What kind of image do you conjure up when someone mentions Amsterdam? Perhaps you immediately think of the red light district, the ‘coffee’ shops, or cycling along the beautiful canals and walkways, wind in your hair and native cyclists angrily swerving around you, ringing their bells and screaming at you in Dutch?
Well, set that aside for a minute. I just spent 48 hours experiencing a side of Amsterdam that often goes unseen, and one that’s given me a breath of fresh creative inspiration and a hunger to go off the beaten track more often.
Not something your average visitor to Amsterdam would get the chance (nor have the inclination, perhaps) to experience, but I’m lucky enough to have a brother who lives there and keeps the company of those in the know about such happenings.
We heard through the grapevine that a 3 day festival was being held at the residence of ADM squatters. This is a 130 strong live/work community of creators and ‘different thinkers’ who pioneer an alternative lifestyle, and are protesting their looming eviction from this site (you can find out more about them here). On the night, we jumped on our bikes and cycled a good 40 minutes out of the bustling city centre into a very large, very dark and very quiet industrial area out to the East (I think. I actually have no idea where we went).
We eventually came across two dreadlock-laden, cargo-pant-and-Doc-Martens-wearing men stood next to a makeshift roadblock, and deduced that we had arrived at our destination. After a friendly exchange in broken English, in we went, not quite knowing what to expect…
With the backdrop of a disused, half demolished shipping office, we were greeted by an explosion of fire and sound. A man on stilts gathered a crowd around what I can only describe as a fire cannon band. Bedecked in tin armour and playing homemade instruments of metal, they proceeded to create the most unusual sounding, yet thoroughly enjoyable music. The fire cannons made differently pitched sounds each time they were set off, and formed the baseline whilst plumes of flame shot meters into the cold night air. The drummer’s kit was rigged up to yet more fire cannons, which exploded with each beat he played and did an excellent job of keeping everyone warm. Red faced and sweaty-browed by the end of their set, and leaving the stilted man atop a two storey robotic hand (which was created by the squatters, many of whom are artists and engineers), we sloped off to see what other surprises lay in wait.
As we wandered through the squatters’ plot, the resourcefulness and creativity of this particular group of people became ever more clear. We stumbled upon numerous artworks made from scrap metal and wood, large in scale and incredibly intricate and beautiful; tree houses in woodland clearings that played host to acoustic bands; upturned ships, half-buried in the land, used as pop-up bars for the occasion, and an old bus that had been folded out to create a main stage, complete with light show. The whole site was clearly well maintained, with an eco-friendly, sustainable lifestyle apparently being enthusiastically adopted.
I went into this night not having a clue what to expect, and what a night it turned out to be. The atmosphere was so collaborative, relaxed and enjoyable, and the people I met were incredibly friendly and passionate about their respective crafts and united way of life.
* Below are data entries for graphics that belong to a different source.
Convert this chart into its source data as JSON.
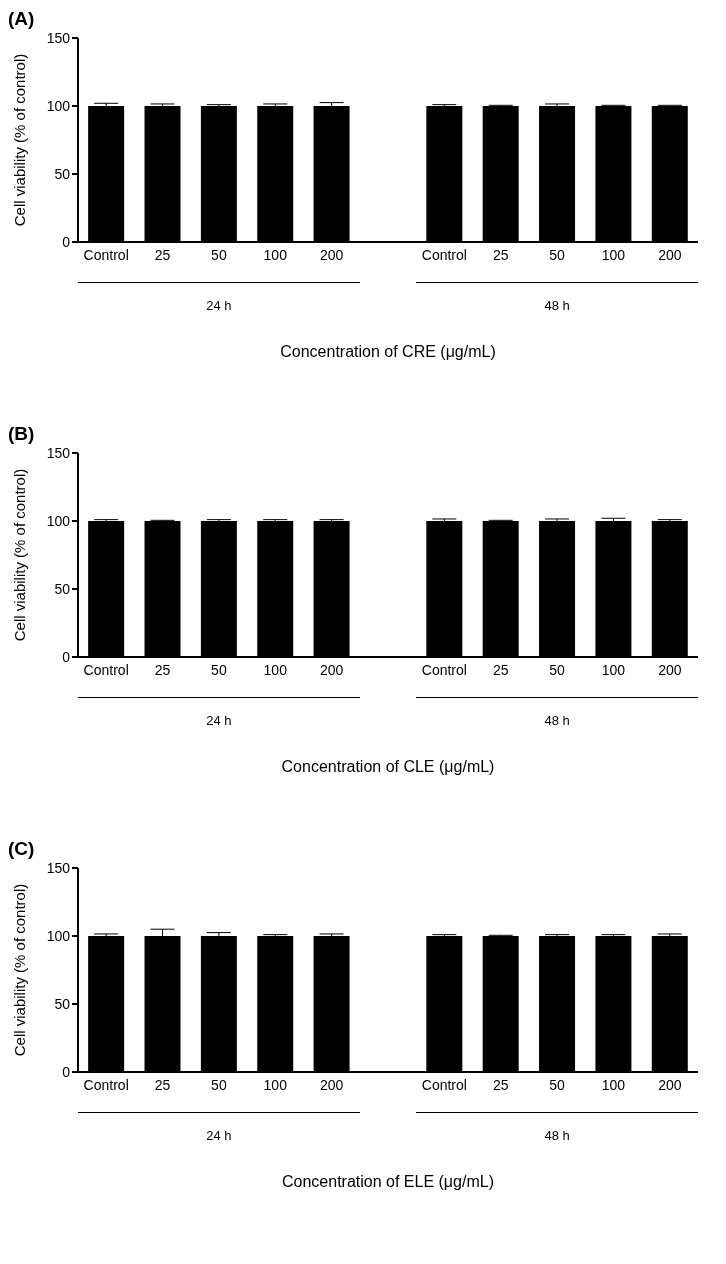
{
  "chart_data": [
    {
      "type": "bar",
      "title": "(A)",
      "xlabel": "Concentration of CRE (μg/mL)",
      "ylabel": "Cell viability (% of control)",
      "categories": [
        "Control",
        "25",
        "50",
        "100",
        "200",
        null,
        "Control",
        "25",
        "50",
        "100",
        "200"
      ],
      "values": [
        100,
        100,
        100,
        100,
        100,
        null,
        100,
        100,
        100,
        100,
        100
      ],
      "errors": [
        2,
        1.5,
        1,
        1.5,
        2.5,
        null,
        1,
        0.5,
        1.5,
        0.5,
        0.5
      ],
      "color": "#000000",
      "ylim": [
        0,
        150
      ],
      "yticks": [
        0,
        50,
        100,
        150
      ],
      "annotations": [
        "24 h",
        "48 h"
      ]
    },
    {
      "type": "bar",
      "title": "(B)",
      "xlabel": "Concentration of CLE (μg/mL)",
      "ylabel": "Cell viability (% of control)",
      "categories": [
        "Control",
        "25",
        "50",
        "100",
        "200",
        null,
        "Control",
        "25",
        "50",
        "100",
        "200"
      ],
      "values": [
        100,
        100,
        100,
        100,
        100,
        null,
        100,
        100,
        100,
        100,
        100
      ],
      "errors": [
        1,
        0.5,
        1,
        1,
        1,
        null,
        1.5,
        0.5,
        1.5,
        2,
        1
      ],
      "color": "#000000",
      "ylim": [
        0,
        150
      ],
      "yticks": [
        0,
        50,
        100,
        150
      ],
      "annotations": [
        "24 h",
        "48 h"
      ]
    },
    {
      "type": "bar",
      "title": "(C)",
      "xlabel": "Concentration of ELE (μg/mL)",
      "ylabel": "Cell viability (% of control)",
      "categories": [
        "Control",
        "25",
        "50",
        "100",
        "200",
        null,
        "Control",
        "25",
        "50",
        "100",
        "200"
      ],
      "values": [
        100,
        100,
        100,
        100,
        100,
        null,
        100,
        100,
        100,
        100,
        100
      ],
      "errors": [
        1.5,
        5,
        2.5,
        1,
        1.5,
        null,
        1,
        0.5,
        1,
        1,
        1.5
      ],
      "color": "#000000",
      "ylim": [
        0,
        150
      ],
      "yticks": [
        0,
        50,
        100,
        150
      ],
      "annotations": [
        "24 h",
        "48 h"
      ]
    }
  ]
}
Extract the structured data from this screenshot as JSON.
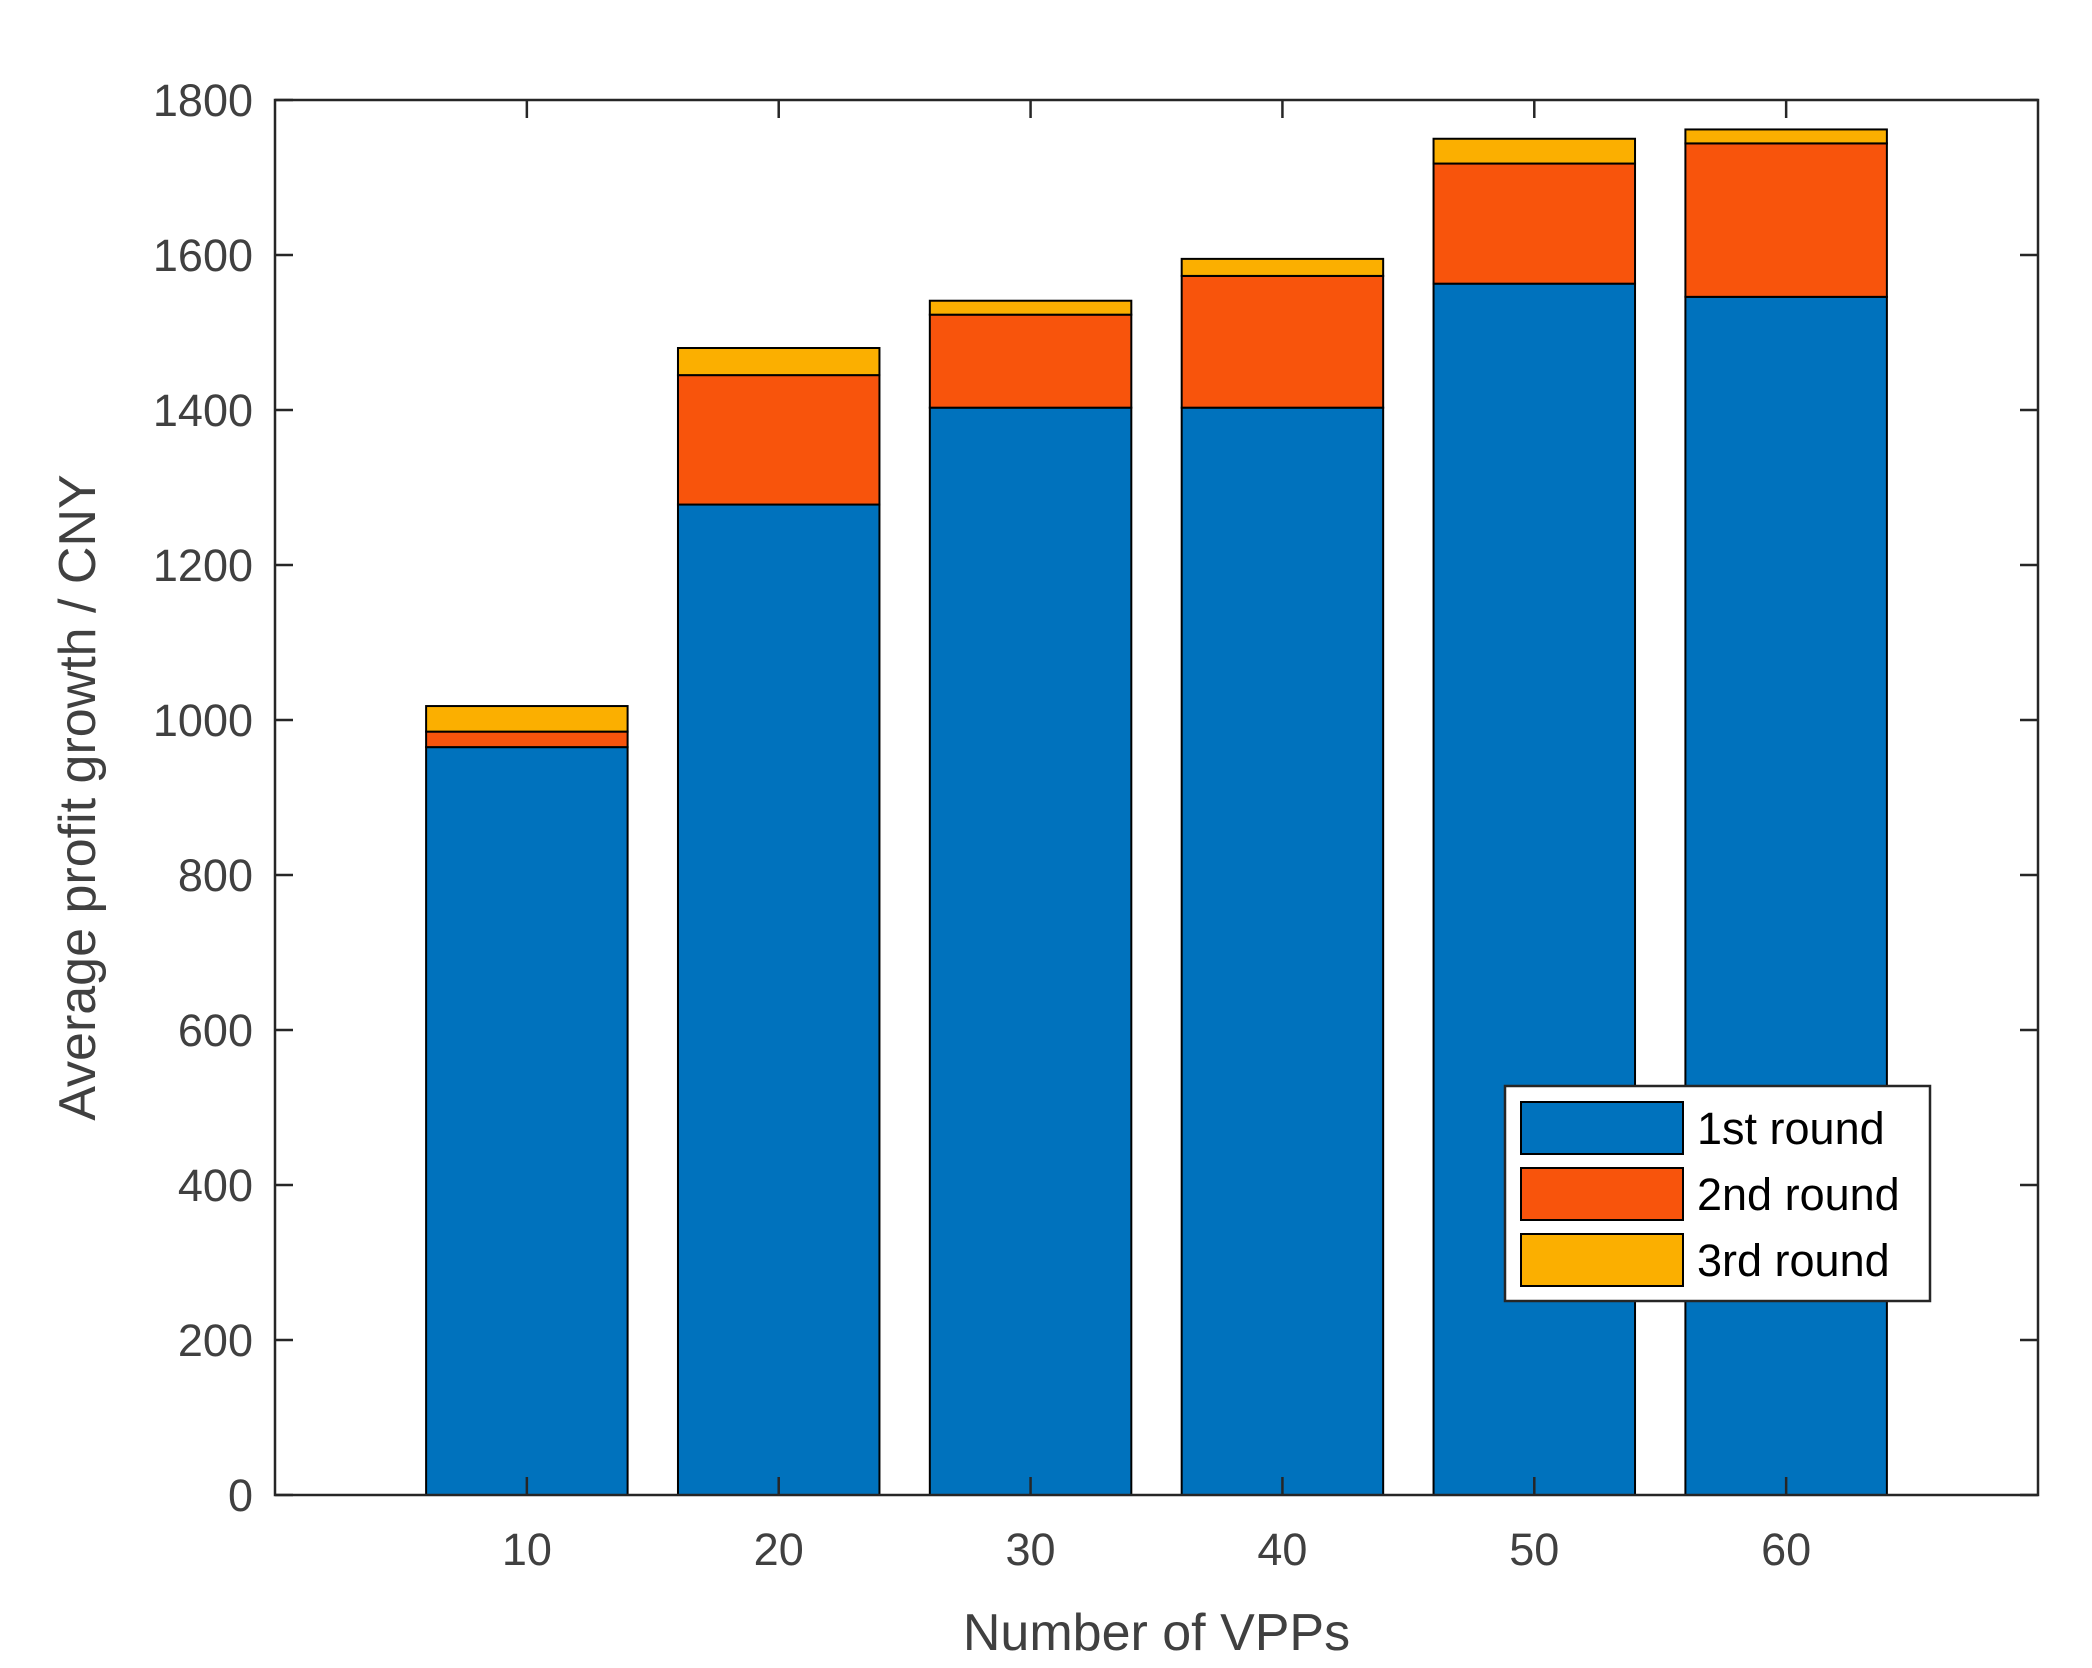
{
  "chart_data": {
    "type": "bar",
    "stacked": true,
    "title": "",
    "xlabel": "Number of VPPs",
    "ylabel": "Average profit growth / CNY",
    "categories": [
      "10",
      "20",
      "30",
      "40",
      "50",
      "60"
    ],
    "xlim": [
      0,
      70
    ],
    "x": [
      10,
      20,
      30,
      40,
      50,
      60
    ],
    "ylim": [
      0,
      1800
    ],
    "yticks": [
      0,
      200,
      400,
      600,
      800,
      1000,
      1200,
      1400,
      1600,
      1800
    ],
    "yticklabels": [
      "0",
      "200",
      "400",
      "600",
      "800",
      "1000",
      "1200",
      "1400",
      "1600",
      "1800"
    ],
    "grid": false,
    "legend_position": "bottom-right",
    "series": [
      {
        "name": "1st round",
        "color": "#0072BD",
        "values": [
          965,
          1278,
          1403,
          1403,
          1563,
          1546
        ]
      },
      {
        "name": "2nd round",
        "color": "#F8540C",
        "values": [
          20,
          167,
          120,
          170,
          155,
          198
        ]
      },
      {
        "name": "3rd round",
        "color": "#FBAF00",
        "values": [
          33,
          35,
          18,
          22,
          32,
          18
        ]
      }
    ]
  }
}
It’s such a shame that such a peaceful, environmentally friendly group of highly skilled, creative people could potentially be forced to end the dream they’re living. If you want to sign the petition against this, you can do so here.
The next day, my journey of cultural discovery continued. We hopped onto the ferry to take a short trip across to North Amsterdam, another disused shipping yard that’s now a haven for artists and makers.
Once we set foot on dry land, we headed straight over to some graffiti-strewn warehouses and shipping containers to ogle the bright colours and myriad styles of street art. It was great to see work on this scale, which is replaced every few weeks by the next batch of artists. Whilst we were wandering, we happened to find the door to one of the warehouses unlocked… In we went!
Once inside, the warehouse was surprisingly light – and filled with art! Shipping containers piled high were strewn with connecting walkways, creating what the artists and designers in residence have dubbed ‘Art City’. It holds a mixture of freelance working space, open artist studios and business office space, and must be an inspiring place to work – there were art installations around every corner!
After all the excitement of the art city, it was sadly time for me to head back towards the airport. But, being in Amsterdam, I of course managed to squeeze in a farewell drink with my brother.
Tucked away in a side alley just off Dam Square is the Wijnand Fockink. Established in 1679, this small, dark wooden pub has brewed its own Jenever – a traditional Dutch spirit, much like gin – since its opening day. With the guidance of very helpful staff, we were given a complimentary historical tasting tour of the five types of Jenevre available, and allowed to try some of the 30+ fruit liqueurs before deciding which one (or two… or three…) to drink. Due to the proof, shots are for sipping, not knocking back, and as they’re filled right to the brim it’s traditional to take the first sip from the bar to avoid spillage.
All too soon, I was feeling fuzzy and warm and it was time to trip off and catch my flight. My weekend trip to Amsterdam left me tired, happy, and having seen a side to the city that I’ve never experienced before. I can’t wait for my next cultural adventure!